Dave Eggers, author of the dystopian satire The Circle, has said he will provide free copies of his novel to South Dakota schools, as well as copies of four other books that have been banned from schools in the district.
School administrators in Rapid City thought The Circle, along with Imbolo Mbue’s How Beautiful We Were, Alison Bechdel’s Fun Home, Stephen Chbosky’s The Perks of Being a Wallflower, and Bernardine’s Booker Prize-winning Girl, Woman, Other Evaristo, were inappropriate for students. Copies from district schools have been marked as surplus and must be destroyed.
Valerie Brablec Seales, director of teaching, learning and innovation for Rapid City Area Schools, told the board of education that teachers had requested the books for a new 12th-grade English course. Concerns about one of the five books first surfaced in August, the Rapid City Journal reported.
“The massive destruction of books by school boards is an unconscionable horror, and the young freethinkers of South Dakota should not be subjected to it,” Eggers said. “All high school students should have unrestricted access to literature, so if you are a Rapid City high school senior, please email our office and request any of these titles. For every copy the school board destroys, let’s add a new one to local circulation.”
Eggers, who founded the nonprofit publishing company McSweeney’s in 1988, is known for standing up for his principles. He refused to sell the hardcover edition of The Every, its sequel to The Circle, through Amazon, in a position against the retailer’s monopoly on the book trade.

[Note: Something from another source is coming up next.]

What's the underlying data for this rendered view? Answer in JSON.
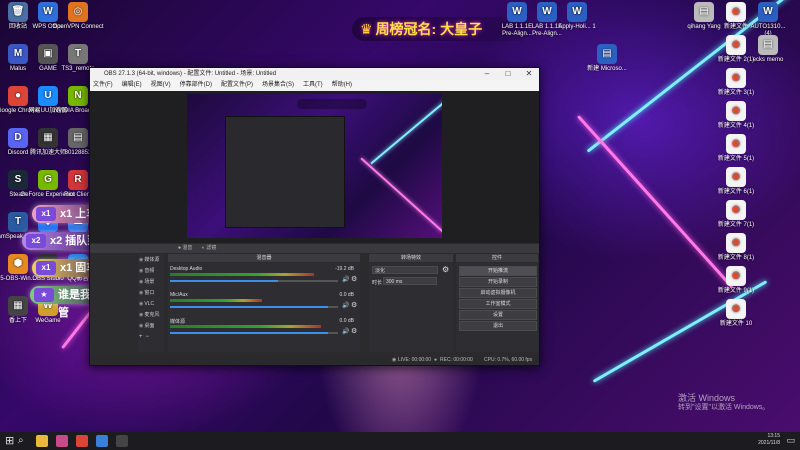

Students can email McSweeney CEO Amanda Uhle at [email protected] if they want any of the banned books shipped to them, and the titles will be shipped by independent bookstores.
Bernardino Evaristo shared Book Riot’s article about Rapid City’s ban on her book on Twitter, commenting, “Girl, Woman, Other is inappropriate reading material for 17-18 year olds, apparently, and is on a list of books to be they will ban in South Dakota ‘all of which are by or about people of color and/or queer people.’ Funny that.”